Çok kitabım var. Her birinden bir şeyler alır okurum.  Onun dışında resim yapmayı severim. Daha önce çalıştığım firmada amatör tiyatro topluğu kurmuştum orada oyunculuk yaptım. Şirketin sahibi de oyunculardan biriydi bizi çok motive etmişti. Ankara Tiyatro Festivaline katıldık. Behzat Ç’de küçük küçük dizi oyunculuğum da oldu. Çocukken de resim yarışmasında ortaokullar birinciliği elde etmiştim. İnsan kaynaklarında başarılı olunması için biraz sanatla ilgili olmak gerekiyor.

Bir kızınız var. İleride ne olmasını isterdiniz?

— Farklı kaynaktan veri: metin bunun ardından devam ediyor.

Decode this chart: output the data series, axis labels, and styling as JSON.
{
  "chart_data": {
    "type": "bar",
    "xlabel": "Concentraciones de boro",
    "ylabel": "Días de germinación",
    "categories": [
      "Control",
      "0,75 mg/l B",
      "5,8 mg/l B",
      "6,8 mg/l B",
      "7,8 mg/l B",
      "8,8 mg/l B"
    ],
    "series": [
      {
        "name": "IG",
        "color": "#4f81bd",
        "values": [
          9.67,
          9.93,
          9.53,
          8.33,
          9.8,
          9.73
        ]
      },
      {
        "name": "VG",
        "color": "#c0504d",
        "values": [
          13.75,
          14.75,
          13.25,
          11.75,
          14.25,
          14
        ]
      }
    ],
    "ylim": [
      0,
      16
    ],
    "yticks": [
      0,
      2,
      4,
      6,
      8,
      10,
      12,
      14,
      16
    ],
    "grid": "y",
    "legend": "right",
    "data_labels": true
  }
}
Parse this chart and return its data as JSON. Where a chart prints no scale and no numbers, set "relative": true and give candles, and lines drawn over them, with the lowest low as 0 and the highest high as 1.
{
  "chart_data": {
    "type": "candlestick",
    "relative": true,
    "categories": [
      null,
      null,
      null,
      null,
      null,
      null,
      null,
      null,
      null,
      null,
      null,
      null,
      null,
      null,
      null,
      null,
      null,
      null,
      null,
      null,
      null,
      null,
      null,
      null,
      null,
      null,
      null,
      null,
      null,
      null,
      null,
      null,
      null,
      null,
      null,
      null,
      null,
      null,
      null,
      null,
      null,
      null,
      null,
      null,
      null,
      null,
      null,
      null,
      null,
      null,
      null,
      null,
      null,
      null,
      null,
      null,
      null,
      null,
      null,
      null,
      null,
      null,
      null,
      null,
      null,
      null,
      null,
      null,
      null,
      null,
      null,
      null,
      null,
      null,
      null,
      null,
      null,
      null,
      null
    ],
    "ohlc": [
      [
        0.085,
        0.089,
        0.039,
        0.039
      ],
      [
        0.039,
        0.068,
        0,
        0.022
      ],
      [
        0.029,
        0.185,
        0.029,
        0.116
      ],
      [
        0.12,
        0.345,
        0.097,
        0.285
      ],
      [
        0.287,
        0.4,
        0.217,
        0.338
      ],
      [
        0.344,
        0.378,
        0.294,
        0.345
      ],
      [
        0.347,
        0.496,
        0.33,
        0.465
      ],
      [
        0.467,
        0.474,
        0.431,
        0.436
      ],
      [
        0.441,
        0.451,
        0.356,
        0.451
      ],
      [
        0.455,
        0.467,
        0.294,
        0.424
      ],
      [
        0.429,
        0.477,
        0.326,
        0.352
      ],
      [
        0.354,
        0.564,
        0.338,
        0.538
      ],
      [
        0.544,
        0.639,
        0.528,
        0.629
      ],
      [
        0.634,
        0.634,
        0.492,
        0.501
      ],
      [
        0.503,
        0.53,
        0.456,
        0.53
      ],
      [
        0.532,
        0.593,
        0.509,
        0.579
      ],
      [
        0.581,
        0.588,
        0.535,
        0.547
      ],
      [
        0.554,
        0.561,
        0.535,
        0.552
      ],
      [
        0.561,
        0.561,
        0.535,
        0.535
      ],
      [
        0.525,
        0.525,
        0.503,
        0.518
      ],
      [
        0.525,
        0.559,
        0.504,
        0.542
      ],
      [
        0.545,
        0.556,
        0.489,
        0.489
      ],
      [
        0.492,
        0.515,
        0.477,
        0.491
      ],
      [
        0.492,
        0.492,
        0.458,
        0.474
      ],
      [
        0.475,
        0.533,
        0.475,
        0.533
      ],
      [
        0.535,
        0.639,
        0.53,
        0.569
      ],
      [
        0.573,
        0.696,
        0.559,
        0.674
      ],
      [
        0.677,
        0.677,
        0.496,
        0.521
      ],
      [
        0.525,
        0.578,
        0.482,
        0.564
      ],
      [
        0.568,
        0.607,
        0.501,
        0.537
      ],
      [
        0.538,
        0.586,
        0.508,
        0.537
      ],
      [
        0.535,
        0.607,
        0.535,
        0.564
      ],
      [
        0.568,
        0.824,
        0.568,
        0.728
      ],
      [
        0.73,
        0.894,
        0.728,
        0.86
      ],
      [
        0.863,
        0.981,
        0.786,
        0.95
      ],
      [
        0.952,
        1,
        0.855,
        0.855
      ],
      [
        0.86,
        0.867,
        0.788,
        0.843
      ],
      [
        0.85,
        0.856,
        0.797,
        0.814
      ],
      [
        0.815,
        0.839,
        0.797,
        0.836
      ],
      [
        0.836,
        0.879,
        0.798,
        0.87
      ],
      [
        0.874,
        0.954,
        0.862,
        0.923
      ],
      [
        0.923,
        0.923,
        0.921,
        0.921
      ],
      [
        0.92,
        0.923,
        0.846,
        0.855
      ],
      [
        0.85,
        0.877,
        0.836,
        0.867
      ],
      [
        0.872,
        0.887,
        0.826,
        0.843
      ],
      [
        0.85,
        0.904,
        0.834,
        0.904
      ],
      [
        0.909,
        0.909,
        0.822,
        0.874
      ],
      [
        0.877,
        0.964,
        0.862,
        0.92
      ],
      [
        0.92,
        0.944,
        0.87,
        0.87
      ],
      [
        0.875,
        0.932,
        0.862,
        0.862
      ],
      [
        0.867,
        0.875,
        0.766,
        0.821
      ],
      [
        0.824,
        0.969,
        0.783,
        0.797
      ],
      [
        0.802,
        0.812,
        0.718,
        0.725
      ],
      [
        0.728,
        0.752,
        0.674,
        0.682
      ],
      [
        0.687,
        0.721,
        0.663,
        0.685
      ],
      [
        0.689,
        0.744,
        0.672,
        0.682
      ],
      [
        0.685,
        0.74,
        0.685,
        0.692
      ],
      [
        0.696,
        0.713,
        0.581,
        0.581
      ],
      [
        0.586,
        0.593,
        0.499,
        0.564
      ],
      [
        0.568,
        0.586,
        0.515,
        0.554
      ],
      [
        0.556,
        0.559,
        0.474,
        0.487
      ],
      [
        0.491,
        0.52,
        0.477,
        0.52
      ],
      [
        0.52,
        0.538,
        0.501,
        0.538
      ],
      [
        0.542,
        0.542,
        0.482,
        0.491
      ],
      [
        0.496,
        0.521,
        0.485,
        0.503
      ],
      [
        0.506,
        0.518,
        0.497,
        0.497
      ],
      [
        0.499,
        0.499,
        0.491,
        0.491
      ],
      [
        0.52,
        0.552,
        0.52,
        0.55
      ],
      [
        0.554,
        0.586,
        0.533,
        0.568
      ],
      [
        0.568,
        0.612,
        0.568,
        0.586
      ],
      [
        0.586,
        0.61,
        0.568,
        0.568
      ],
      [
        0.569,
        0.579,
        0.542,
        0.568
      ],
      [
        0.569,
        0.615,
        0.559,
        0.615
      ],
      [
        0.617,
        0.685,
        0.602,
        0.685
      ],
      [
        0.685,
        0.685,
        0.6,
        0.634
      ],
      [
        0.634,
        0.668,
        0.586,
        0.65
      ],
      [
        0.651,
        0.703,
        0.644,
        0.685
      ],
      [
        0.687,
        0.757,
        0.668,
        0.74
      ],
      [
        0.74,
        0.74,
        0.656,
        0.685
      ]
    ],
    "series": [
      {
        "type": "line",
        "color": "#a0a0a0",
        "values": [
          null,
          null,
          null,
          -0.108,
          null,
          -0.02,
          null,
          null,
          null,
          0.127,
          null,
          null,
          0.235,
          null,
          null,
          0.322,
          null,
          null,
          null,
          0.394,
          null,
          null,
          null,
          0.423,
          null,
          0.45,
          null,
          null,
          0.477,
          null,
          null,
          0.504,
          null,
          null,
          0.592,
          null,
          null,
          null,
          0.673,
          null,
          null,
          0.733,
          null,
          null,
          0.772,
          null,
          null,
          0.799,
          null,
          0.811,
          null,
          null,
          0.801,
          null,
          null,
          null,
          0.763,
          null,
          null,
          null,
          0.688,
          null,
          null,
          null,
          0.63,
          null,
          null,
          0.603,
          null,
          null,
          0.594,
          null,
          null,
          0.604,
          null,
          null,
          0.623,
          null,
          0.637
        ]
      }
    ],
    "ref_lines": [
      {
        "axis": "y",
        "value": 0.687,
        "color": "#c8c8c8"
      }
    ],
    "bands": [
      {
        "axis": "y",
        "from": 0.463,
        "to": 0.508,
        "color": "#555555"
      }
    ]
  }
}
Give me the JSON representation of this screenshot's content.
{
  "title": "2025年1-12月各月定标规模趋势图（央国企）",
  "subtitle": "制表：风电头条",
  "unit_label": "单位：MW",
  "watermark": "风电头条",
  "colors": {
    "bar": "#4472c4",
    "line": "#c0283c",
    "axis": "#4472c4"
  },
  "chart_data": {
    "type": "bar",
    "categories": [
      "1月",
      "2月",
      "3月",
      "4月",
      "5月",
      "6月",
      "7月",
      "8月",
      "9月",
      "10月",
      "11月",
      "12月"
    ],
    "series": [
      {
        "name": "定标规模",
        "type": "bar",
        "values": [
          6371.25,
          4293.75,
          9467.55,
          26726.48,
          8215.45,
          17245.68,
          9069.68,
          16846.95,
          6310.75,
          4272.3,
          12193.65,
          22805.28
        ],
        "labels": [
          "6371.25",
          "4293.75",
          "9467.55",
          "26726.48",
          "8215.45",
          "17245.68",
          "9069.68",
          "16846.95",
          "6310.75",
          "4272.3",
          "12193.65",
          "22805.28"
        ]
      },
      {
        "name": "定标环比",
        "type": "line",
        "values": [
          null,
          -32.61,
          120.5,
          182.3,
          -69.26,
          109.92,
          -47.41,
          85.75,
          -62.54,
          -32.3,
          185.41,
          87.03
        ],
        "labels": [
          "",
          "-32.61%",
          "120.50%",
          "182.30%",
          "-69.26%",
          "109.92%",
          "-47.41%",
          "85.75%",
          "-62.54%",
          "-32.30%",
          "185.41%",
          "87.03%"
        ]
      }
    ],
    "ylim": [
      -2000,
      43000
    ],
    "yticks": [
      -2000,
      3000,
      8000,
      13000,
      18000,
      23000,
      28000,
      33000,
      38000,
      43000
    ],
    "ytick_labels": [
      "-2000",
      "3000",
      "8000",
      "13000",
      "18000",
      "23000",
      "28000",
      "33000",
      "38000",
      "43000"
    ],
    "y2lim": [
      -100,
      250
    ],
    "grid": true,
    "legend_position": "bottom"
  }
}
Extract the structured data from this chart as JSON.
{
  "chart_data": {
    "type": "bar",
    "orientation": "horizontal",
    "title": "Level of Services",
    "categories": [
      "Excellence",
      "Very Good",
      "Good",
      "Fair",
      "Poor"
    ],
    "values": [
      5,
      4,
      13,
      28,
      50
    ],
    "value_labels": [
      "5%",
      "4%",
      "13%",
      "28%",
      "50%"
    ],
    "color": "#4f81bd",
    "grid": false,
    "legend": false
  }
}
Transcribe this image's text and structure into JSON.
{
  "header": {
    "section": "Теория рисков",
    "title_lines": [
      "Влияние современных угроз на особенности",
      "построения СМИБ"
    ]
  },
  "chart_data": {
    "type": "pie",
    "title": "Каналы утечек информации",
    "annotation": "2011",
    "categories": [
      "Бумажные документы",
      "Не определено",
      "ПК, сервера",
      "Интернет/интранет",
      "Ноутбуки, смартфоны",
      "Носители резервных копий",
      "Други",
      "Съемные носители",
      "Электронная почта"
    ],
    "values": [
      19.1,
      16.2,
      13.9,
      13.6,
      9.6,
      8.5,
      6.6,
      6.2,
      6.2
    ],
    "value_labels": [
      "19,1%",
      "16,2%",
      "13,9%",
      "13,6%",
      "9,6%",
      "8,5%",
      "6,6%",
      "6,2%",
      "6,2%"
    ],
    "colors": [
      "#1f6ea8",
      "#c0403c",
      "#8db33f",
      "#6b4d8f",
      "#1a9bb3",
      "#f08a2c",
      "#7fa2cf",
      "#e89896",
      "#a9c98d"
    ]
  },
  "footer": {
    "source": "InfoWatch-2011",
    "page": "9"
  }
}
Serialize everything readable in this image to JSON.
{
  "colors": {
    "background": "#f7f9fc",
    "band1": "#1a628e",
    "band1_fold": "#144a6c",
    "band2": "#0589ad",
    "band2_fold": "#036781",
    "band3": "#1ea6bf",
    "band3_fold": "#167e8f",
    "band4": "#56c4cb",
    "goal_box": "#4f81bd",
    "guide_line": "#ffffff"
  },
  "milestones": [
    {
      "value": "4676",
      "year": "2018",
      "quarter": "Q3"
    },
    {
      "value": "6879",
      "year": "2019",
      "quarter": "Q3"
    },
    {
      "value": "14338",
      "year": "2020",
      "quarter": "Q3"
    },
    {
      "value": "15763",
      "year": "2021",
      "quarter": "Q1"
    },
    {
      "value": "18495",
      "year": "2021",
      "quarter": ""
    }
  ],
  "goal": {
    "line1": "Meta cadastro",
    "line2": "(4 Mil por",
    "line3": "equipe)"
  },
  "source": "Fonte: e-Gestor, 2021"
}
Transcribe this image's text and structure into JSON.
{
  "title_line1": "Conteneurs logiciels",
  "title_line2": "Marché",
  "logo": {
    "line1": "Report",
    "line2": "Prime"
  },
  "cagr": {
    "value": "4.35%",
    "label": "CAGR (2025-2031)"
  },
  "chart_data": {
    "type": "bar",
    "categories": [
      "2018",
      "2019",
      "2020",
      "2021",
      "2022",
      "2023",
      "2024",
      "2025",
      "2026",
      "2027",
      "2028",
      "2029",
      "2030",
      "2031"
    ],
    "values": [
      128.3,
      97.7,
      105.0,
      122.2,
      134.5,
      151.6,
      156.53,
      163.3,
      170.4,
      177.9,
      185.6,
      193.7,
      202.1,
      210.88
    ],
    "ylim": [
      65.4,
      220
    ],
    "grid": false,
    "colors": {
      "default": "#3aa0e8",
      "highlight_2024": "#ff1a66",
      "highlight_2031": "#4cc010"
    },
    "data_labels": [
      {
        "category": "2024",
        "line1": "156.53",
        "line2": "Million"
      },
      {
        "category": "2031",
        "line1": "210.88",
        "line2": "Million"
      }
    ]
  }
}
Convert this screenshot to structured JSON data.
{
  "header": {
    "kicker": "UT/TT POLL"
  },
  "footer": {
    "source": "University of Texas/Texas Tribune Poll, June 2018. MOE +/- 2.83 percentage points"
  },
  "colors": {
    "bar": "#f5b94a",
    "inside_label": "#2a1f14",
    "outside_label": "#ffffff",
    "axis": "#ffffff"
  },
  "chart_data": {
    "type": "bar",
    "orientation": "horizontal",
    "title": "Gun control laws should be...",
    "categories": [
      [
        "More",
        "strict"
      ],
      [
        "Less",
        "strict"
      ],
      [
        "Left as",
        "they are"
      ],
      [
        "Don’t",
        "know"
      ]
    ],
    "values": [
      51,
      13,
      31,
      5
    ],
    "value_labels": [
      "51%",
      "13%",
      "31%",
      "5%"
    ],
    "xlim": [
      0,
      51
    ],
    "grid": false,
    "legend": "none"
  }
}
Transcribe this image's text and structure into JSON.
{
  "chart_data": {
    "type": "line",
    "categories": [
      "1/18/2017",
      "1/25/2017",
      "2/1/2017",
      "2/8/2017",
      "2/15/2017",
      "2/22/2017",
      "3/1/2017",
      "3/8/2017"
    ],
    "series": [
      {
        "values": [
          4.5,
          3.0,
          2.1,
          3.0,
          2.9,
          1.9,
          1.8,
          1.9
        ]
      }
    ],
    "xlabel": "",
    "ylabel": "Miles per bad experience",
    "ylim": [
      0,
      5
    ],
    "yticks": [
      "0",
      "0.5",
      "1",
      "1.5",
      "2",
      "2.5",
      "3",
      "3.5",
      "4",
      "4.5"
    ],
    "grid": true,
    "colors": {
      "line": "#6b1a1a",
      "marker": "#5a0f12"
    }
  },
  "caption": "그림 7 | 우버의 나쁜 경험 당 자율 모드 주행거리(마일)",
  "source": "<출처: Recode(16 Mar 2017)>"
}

Yaptığı işi başarıyla yapsın, keyifle yapsın, işinden gurur duysun. Ne olmak isterse de onu olsun. İlla bir meslek seçmesini istediğinizde, kendimin olmak istediği iki meslek var, onlardan birisini tercih etmesini isterdim. Onlar da avukatlık ve diş hekimiliği… Ama gene söylüyorum kızım kendisini mutlu edecek işi yapsın.

Bu güzel sohbet için çok teşekkür ederim Birol Bey.

Ben teşekkür ederim Kamil Bey.

 

Not: Bu söyleşi 2018'de Kurumsal Eğitim Dergisi için yapılmıştır.